Pat Pender, 34, became the first Manchester victim of a "junkie epidemic" which started in Glasgow and swept through Britain in May.
An inquest heard Pat died after injecting her left buttock with heroin contaminated with the rare Clostridium bug. She collapsed and was taken to Wythenshawe Hospital where doctors performed emergency surgery to remove her left buttock, which had been destroyed in hours by the bacteria. Pat died in intensive care where doctors told the family they would have had little hope of saving her even if she had been brought in sooner.
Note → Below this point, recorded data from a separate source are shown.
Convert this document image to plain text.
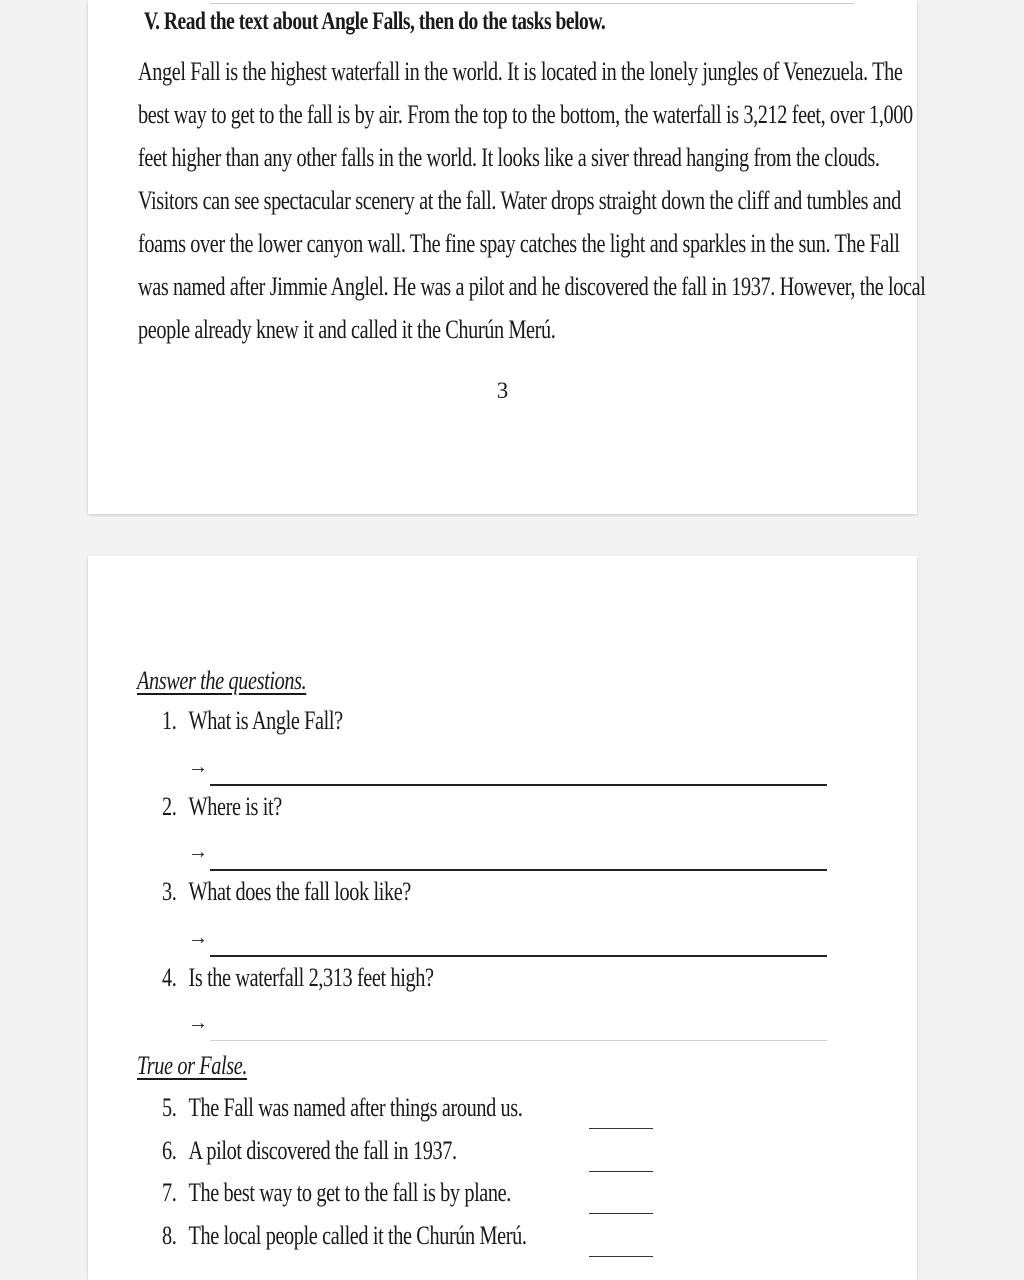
V. Read the text about Angle Falls, then do the tasks below.
Angel Fall is the highest waterfall in the world. It is located in the lonely jungles of Venezuela. The
best way to get to the fall is by air. From the top to the bottom, the waterfall is 3,212 feet, over 1,000
feet higher than any other falls in the world. It looks like a siver thread hanging from the clouds.
Visitors can see spectacular scenery at the fall. Water drops straight down the cliff and tumbles and
foams over the lower canyon wall. The fine spay catches the light and sparkles in the sun. The Fall
was named after Jimmie Anglel. He was a pilot and he discovered the fall in 1937. However, the local
people already knew it and called it the Churún Merú.
3
Answer the questions.
1. What is Angle Fall?
→
2. Where is it?
→
3. What does the fall look like?
→
4. Is the waterfall 2,313 feet high?
→
True or False.
5. The Fall was named after things around us.
6. A pilot discovered the fall in 1937.
7. The best way to get to the fall is by plane.
8. The local people called it the Churún Merú.
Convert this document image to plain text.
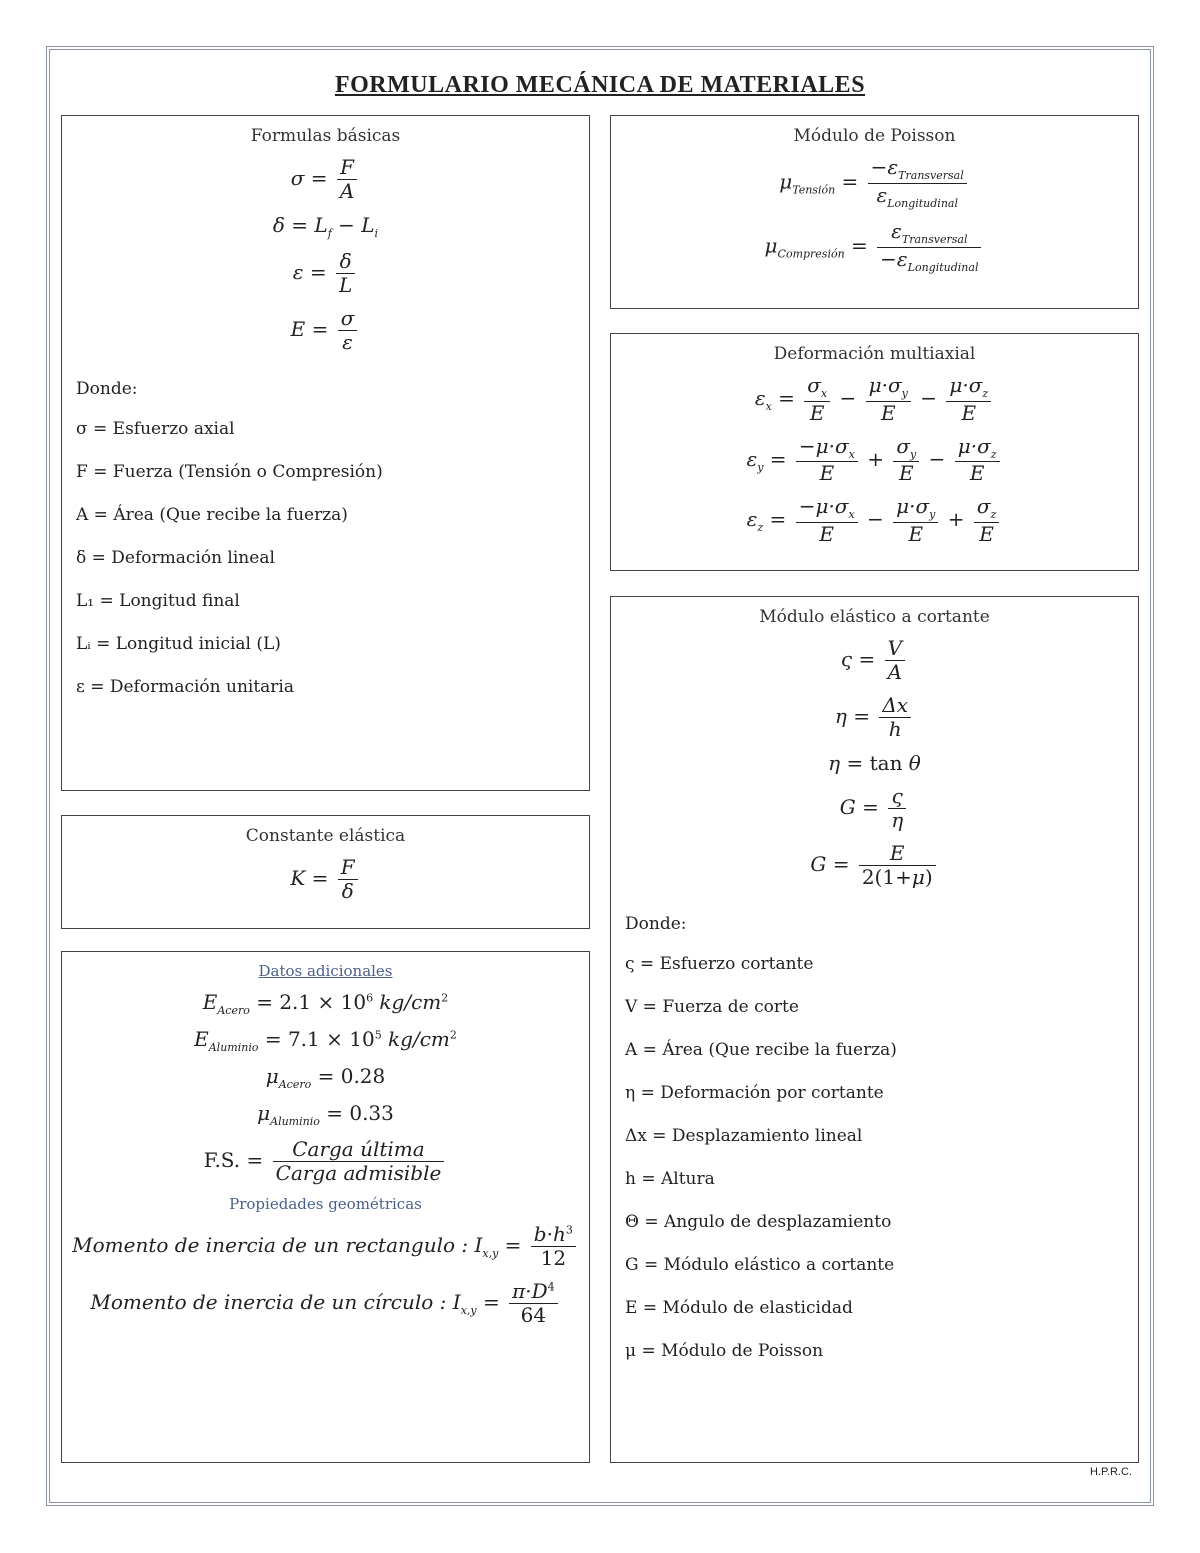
FORMULARIO MECÁNICA DE MATERIALES
Formulas básicas
$\sigma = \frac{F}{A}$
$\delta = L_f - L_i$
$\varepsilon = \frac{\delta}{L}$
$E = \frac{\sigma}{\varepsilon}$
Donde:
σ = Esfuerzo axial
F = Fuerza (Tensión o Compresión)
A = Área (Que recibe la fuerza)
δ = Deformación lineal
L₁ = Longitud final
Lᵢ = Longitud inicial (L)
ε = Deformación unitaria
Constante elástica
$K = \frac{F}{\delta}$
Datos adicionales
$E_{Acero} = 2.1 \times 10^6$ $kg/cm^2$
$E_{Aluminio} = 7.1 \times 10^5$ $kg/cm^2$
$\mu_{Acero} = 0.28$
$\mu_{Aluminio} = 0.33$
F.S. = $\frac{\text{Carga última}}{\text{Carga admisible}}$
Propiedades geométricas
Momento de inercia de un rectangulo : $I_{x,y} = \frac{b\cdot h^3}{12}$
Momento de inercia de un círculo : $I_{x,y} = \frac{\pi\cdot D^4}{64}$
Módulo de Poisson
$\mu_{Tensión} = \frac{-\varepsilon_{Transversal}}{\varepsilon_{Longitudinal}}$
$\mu_{Compresión} = \frac{\varepsilon_{Transversal}}{-\varepsilon_{Longitudinal}}$
Deformación multiaxial
$\varepsilon_x = \frac{\sigma_x}{E} - \frac{\mu\cdot\sigma_y}{E} - \frac{\mu\cdot\sigma_z}{E}$
$\varepsilon_y = \frac{-\mu\cdot\sigma_x}{E} + \frac{\sigma_y}{E} - \frac{\mu\cdot\sigma_z}{E}$
$\varepsilon_z = \frac{-\mu\cdot\sigma_x}{E} - \frac{\mu\cdot\sigma_y}{E} + \frac{\sigma_z}{E}$
Módulo elástico a cortante
$\varsigma = \frac{V}{A}$
$\eta = \frac{\Delta x}{h}$
η = tan θ
$G = \frac{\varsigma}{\eta}$
$G = \frac{E}{2(1+\mu)}$
Donde:
ς = Esfuerzo cortante
V = Fuerza de corte
A = Área (Que recibe la fuerza)
η = Deformación por cortante
Δx = Desplazamiento lineal
h = Altura
Θ = Angulo de desplazamiento
G = Módulo elástico a cortante
E = Módulo de elasticidad
μ = Módulo de Poisson
H.P.R.C.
Pathologist Philip Hasleton said: "I have never seen anything like this in my whole working life before. I have never come across so horrendous a case."
Pat, who had recently come off a methadone programme to tackle her addiction abuse, had been a user for nearly 10 years.
The source of the contamination has never been identified, but it is believed that it may have come from sacks in which the drug was stored during transit from South America. Recording a verdict of misadventure, coroner Leonard Gorodkin said: "There are always risks when taking heroin but this was not an overdose but a lack of purity with the substance."
Clostridium-laced heroin killed 22 people in Glasgow this May, and a further 12 cases were reported in Greater Manchester and Liverpool.